How to control visceral fat gain during menopause
Keep an eye on your body composition metrics
It’s hard to know how much visceral fat you have versus subcutaneous fat, since visceral fat is located deep inside your abdomen and usually can’t be easily seen or detected without the right technology.
One of the easiest ways to find out your visceral fat risk is to use a body composition scale in addition to a weight scale. Body composition scales use bioelectrical impedance analysis (BIA) to analyze your body composition and determine key metrics like your visceral fat levels, as well as your overall Percent Body Fat and Fat-Free Mass — all of which can be much more helpful for analyzing your health and fitness levels than weight and Body Mass Index alone. You can also find out your body composition by undergoing a DEXA scan or getting an air displacement plethysmography test. Your doctor may have helpful insights as well.
Don’t underestimate the power of lifestyle changes
One of the most important points to take away from this article is that fat gain does not necessarily need to be inevitable during menopause — in many cases, there are plenty of lifestyle changes you can make to mitigate the changes.
For example: although menopause can cause hormonal changes that lend themselves to weight gain, some people also find that their physical activity declines during this period in time, which can exacerbate the issue. But exercise can be effective for weight control even during menopause. What’s more: some studies have found that exercise is actually imperative for targeting visceral fat.
If it’s your first time exercising (or your first time in a long time), start with moderate physical activity several days a week, such as walking or swimming. As your body becomes more accustomed to this, you can work your way up to longer and more intense exercises, such as jogging, weight-lifting, and boxing.

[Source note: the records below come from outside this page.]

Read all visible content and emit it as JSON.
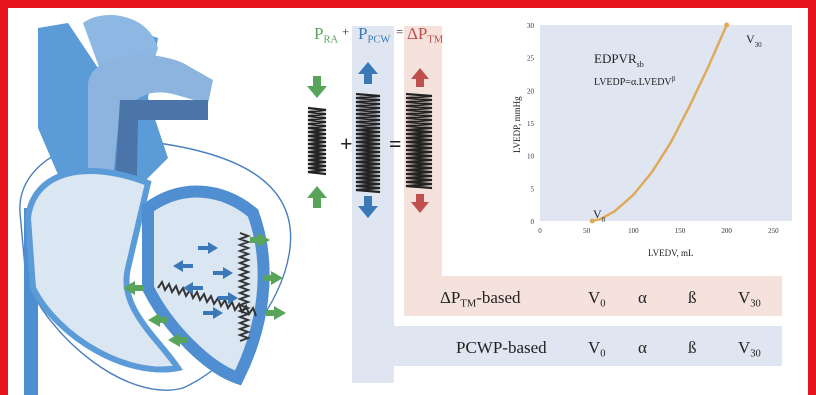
{
  "equation": {
    "pra_main": "P",
    "pra_sub": "RA",
    "plus": "+",
    "pcw_main": "P",
    "pcw_sub": "PCW",
    "equals": "=",
    "tm_main": "ΔP",
    "tm_sub": "TM"
  },
  "colors": {
    "green": "#58a45b",
    "blue": "#3a78b8",
    "red": "#c0504d",
    "curve": "#e0aa5c",
    "blue_band": "#dfe6f1",
    "pink_band": "#f6e2dc",
    "frame": "#e8141c"
  },
  "chart_data": {
    "type": "line",
    "xlabel": "LVEDV, mL",
    "ylabel": "LVEDP, mmHg",
    "xlim": [
      0,
      270
    ],
    "ylim": [
      0,
      30
    ],
    "xticks": [
      0,
      50,
      100,
      150,
      200,
      250
    ],
    "yticks": [
      0,
      5,
      10,
      15,
      20,
      25,
      30
    ],
    "grid": false,
    "series": [
      {
        "x": [
          56,
          65,
          80,
          100,
          120,
          140,
          160,
          180,
          200
        ],
        "y": [
          0,
          0.3,
          1.5,
          4,
          7.5,
          12,
          17.5,
          23.5,
          30
        ]
      }
    ],
    "points": [
      {
        "label": "V0",
        "x": 56,
        "y": 0
      },
      {
        "label": "V30",
        "x": 200,
        "y": 30
      }
    ],
    "annotations": {
      "edpvr_main": "EDPVR",
      "edpvr_sub": "sb",
      "formula_main": "LVEDP=α.LVEDV",
      "formula_sup": "β",
      "v0_main": "V",
      "v0_sub": "0",
      "v30_main": "V",
      "v30_sub": "30"
    }
  },
  "rows": [
    {
      "label_main": "ΔP",
      "label_sub": "TM",
      "label_suffix": "-based",
      "params": [
        {
          "main": "V",
          "sub": "0"
        },
        {
          "main": "α"
        },
        {
          "main": "ß"
        },
        {
          "main": "V",
          "sub": "30"
        }
      ]
    },
    {
      "label_main": "PCWP-based",
      "params": [
        {
          "main": "V",
          "sub": "0"
        },
        {
          "main": "α"
        },
        {
          "main": "ß"
        },
        {
          "main": "V",
          "sub": "30"
        }
      ]
    }
  ]
}
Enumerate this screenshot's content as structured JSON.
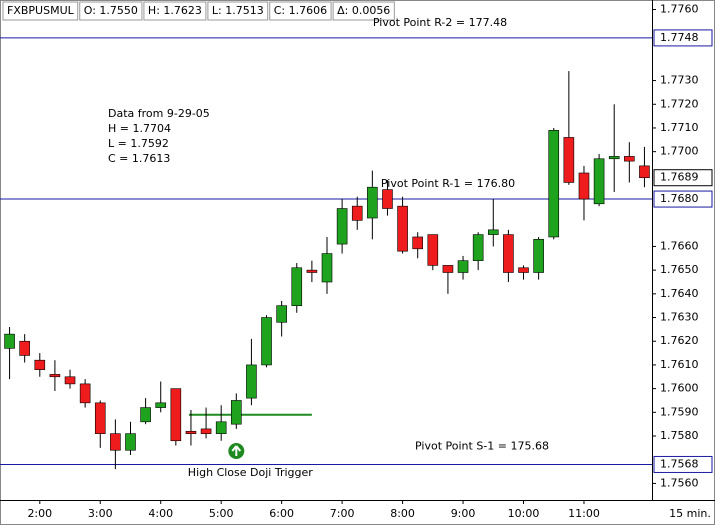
{
  "chart_data": {
    "type": "candlestick",
    "header": [
      "FXBPUSMUL",
      "O: 1.7550",
      "H: 1.7623",
      "L: 1.7513",
      "C: 1.7606",
      "Δ: 0.0056"
    ],
    "categories": [
      null,
      null,
      "2:00",
      null,
      null,
      null,
      "3:00",
      null,
      null,
      null,
      "4:00",
      null,
      null,
      null,
      "5:00",
      null,
      null,
      null,
      "6:00",
      null,
      null,
      null,
      "7:00",
      null,
      null,
      null,
      "8:00",
      null,
      null,
      null,
      "9:00",
      null,
      null,
      null,
      "10:00",
      null,
      null,
      null,
      "11:00",
      null,
      null,
      null,
      null
    ],
    "x_unit_label": "15 min.",
    "open": [
      1.7617,
      1.762,
      1.7612,
      1.7606,
      1.7605,
      1.7602,
      1.7594,
      1.7581,
      1.7574,
      1.7586,
      1.7592,
      1.76,
      1.7582,
      1.7583,
      1.7581,
      1.7585,
      1.7596,
      1.761,
      1.7628,
      1.7635,
      1.765,
      1.7645,
      1.7661,
      1.7677,
      1.7672,
      1.7684,
      1.7677,
      1.7664,
      1.7665,
      1.7652,
      1.7649,
      1.7654,
      1.7665,
      1.7665,
      1.7651,
      1.7649,
      1.7664,
      1.7706,
      1.7691,
      1.7678,
      1.7697,
      1.7698,
      1.7694
    ],
    "high": [
      1.7626,
      1.7623,
      1.7615,
      1.7612,
      1.7608,
      1.7604,
      1.7595,
      1.7587,
      1.7586,
      1.7596,
      1.7603,
      1.76,
      1.7591,
      1.7592,
      1.7593,
      1.7598,
      1.7621,
      1.7631,
      1.7637,
      1.7653,
      1.7654,
      1.7664,
      1.768,
      1.7681,
      1.7692,
      1.7688,
      1.7681,
      1.7666,
      1.7665,
      1.7652,
      1.7656,
      1.7666,
      1.768,
      1.7667,
      1.7652,
      1.7664,
      1.771,
      1.7734,
      1.7694,
      1.7699,
      1.772,
      1.7704,
      1.7702
    ],
    "low": [
      1.7604,
      1.7611,
      1.7605,
      1.7599,
      1.76,
      1.7592,
      1.7575,
      1.7566,
      1.7572,
      1.7585,
      1.759,
      1.7576,
      1.7576,
      1.7579,
      1.7578,
      1.7583,
      1.7593,
      1.7609,
      1.7622,
      1.7632,
      1.7645,
      1.764,
      1.7657,
      1.7667,
      1.7663,
      1.7673,
      1.7657,
      1.7655,
      1.765,
      1.764,
      1.7646,
      1.765,
      1.766,
      1.7645,
      1.7646,
      1.7646,
      1.7663,
      1.7686,
      1.7671,
      1.7677,
      1.7683,
      1.7687,
      1.7685
    ],
    "close": [
      1.7623,
      1.7614,
      1.7608,
      1.7605,
      1.7602,
      1.7594,
      1.7581,
      1.7574,
      1.7581,
      1.7592,
      1.7594,
      1.7578,
      1.7581,
      1.7581,
      1.7586,
      1.7595,
      1.761,
      1.763,
      1.7635,
      1.7651,
      1.7649,
      1.7657,
      1.7676,
      1.7671,
      1.7685,
      1.7676,
      1.7658,
      1.7659,
      1.7652,
      1.7649,
      1.7654,
      1.7665,
      1.7667,
      1.7649,
      1.7649,
      1.7663,
      1.7709,
      1.7687,
      1.768,
      1.7697,
      1.7698,
      1.7696,
      1.7689
    ],
    "up_color": "#1fa31f",
    "down_color": "#ee1c1c",
    "ylim": [
      1.7553,
      1.7764
    ],
    "yticks": [
      {
        "value": 1.756,
        "label": "1.7560"
      },
      {
        "value": 1.758,
        "label": "1.7580"
      },
      {
        "value": 1.759,
        "label": "1.7590"
      },
      {
        "value": 1.76,
        "label": "1.7600"
      },
      {
        "value": 1.761,
        "label": "1.7610"
      },
      {
        "value": 1.762,
        "label": "1.7620"
      },
      {
        "value": 1.763,
        "label": "1.7630"
      },
      {
        "value": 1.764,
        "label": "1.7640"
      },
      {
        "value": 1.765,
        "label": "1.7650"
      },
      {
        "value": 1.766,
        "label": "1.7660"
      },
      {
        "value": 1.77,
        "label": "1.7700"
      },
      {
        "value": 1.771,
        "label": "1.7710"
      },
      {
        "value": 1.772,
        "label": "1.7720"
      },
      {
        "value": 1.773,
        "label": "1.7730"
      },
      {
        "value": 1.776,
        "label": "1.7760"
      }
    ],
    "last_price": {
      "value": 1.7689,
      "label": "1.7689"
    },
    "levels": [
      {
        "value": 1.7748,
        "label": "1.7748",
        "annotation": "Pivot Point R-2 = 177.48"
      },
      {
        "value": 1.768,
        "label": "1.7680",
        "annotation": "Pivot Point R-1 = 176.80"
      },
      {
        "value": 1.7568,
        "label": "1.7568",
        "annotation": "Pivot Point S-1 = 175.68"
      }
    ],
    "level_color": "#1a1aa0",
    "trigger": {
      "value": 1.7589,
      "label": "High Close Doji Trigger",
      "color": "#1f8a1f"
    },
    "note": [
      "Data from 9-29-05",
      "H = 1.7704",
      "L = 1.7592",
      "C = 1.7613"
    ]
  }
}
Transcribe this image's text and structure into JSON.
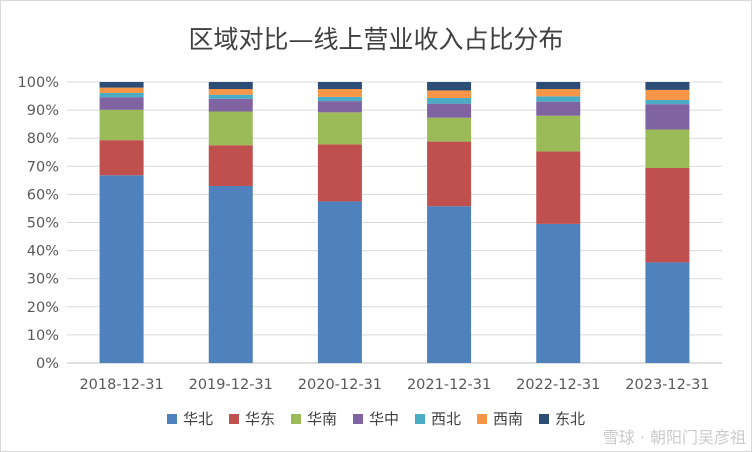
{
  "chart_data": {
    "type": "bar",
    "stacked": true,
    "title": "区域对比—线上营业收入占比分布",
    "categories": [
      "2018-12-31",
      "2019-12-31",
      "2020-12-31",
      "2021-12-31",
      "2022-12-31",
      "2023-12-31"
    ],
    "ylim": [
      0,
      100
    ],
    "yticks": [
      "0%",
      "10%",
      "20%",
      "30%",
      "40%",
      "50%",
      "60%",
      "70%",
      "80%",
      "90%",
      "100%"
    ],
    "grid": true,
    "legend": "bottom",
    "series": [
      {
        "name": "华北",
        "color": "#4f81bd",
        "values": [
          66.8,
          63.0,
          57.5,
          55.8,
          49.5,
          35.8
        ]
      },
      {
        "name": "华东",
        "color": "#c0504d",
        "values": [
          12.5,
          14.5,
          20.3,
          23.0,
          25.8,
          33.6
        ]
      },
      {
        "name": "华南",
        "color": "#9bbb59",
        "values": [
          10.8,
          12.0,
          11.4,
          8.5,
          12.7,
          13.7
        ]
      },
      {
        "name": "华中",
        "color": "#8064a2",
        "values": [
          4.5,
          4.5,
          4.0,
          5.0,
          5.0,
          9.0
        ]
      },
      {
        "name": "西北",
        "color": "#4bacc6",
        "values": [
          1.5,
          1.5,
          1.5,
          2.0,
          1.9,
          1.5
        ]
      },
      {
        "name": "西南",
        "color": "#f79646",
        "values": [
          1.9,
          2.0,
          2.8,
          2.7,
          2.6,
          3.6
        ]
      },
      {
        "name": "东北",
        "color": "#2c4d75",
        "values": [
          2.0,
          2.5,
          2.5,
          3.0,
          2.5,
          2.8
        ]
      }
    ]
  },
  "watermark": "雪球 · 朝阳门吴彦祖"
}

Talk to your doctor about other options
Because menopause can be so taxing on your health and challenging to your well-being, there are several other options out there for addressing those hormonal changes. However, your first move should be to chat with your doctor to determine the right course of action for you, especially since not all of the “solutions” out there are rooted in clinical research or suited for everybody.
For example, some natural remedies and herbs, like black cohosh, vitex, sage, and fenugreek, have been used for centuries in traditional medicinal practices and are thought to “balance your hormones” and improve various menopause-related symptoms. However, there isn’t strong clinical evidence to support these claims, especially when it comes to targeting body composition, so these should be taken with a grain of salt.
In addition, some people find that they benefit from hormone replacement therapy (HRT), which helps with combatting their naturally-declining estrogen levels. However, this may not be the best route for everyone, so it’s vital to check in with your doctor to get their professional opinion.
Menopause is definitely associated with increased visceral fat in some people, which can increase your risk for several chronic conditions. However, this doesn’t mean that visceral fat gain is inevitable, nor does it mean that you can’t do anything about it. By talking to your doctor about other options, staying active, and making a conscious effort to live a healthy lifestyle focused on your body composition metrics, you can take control during menopause.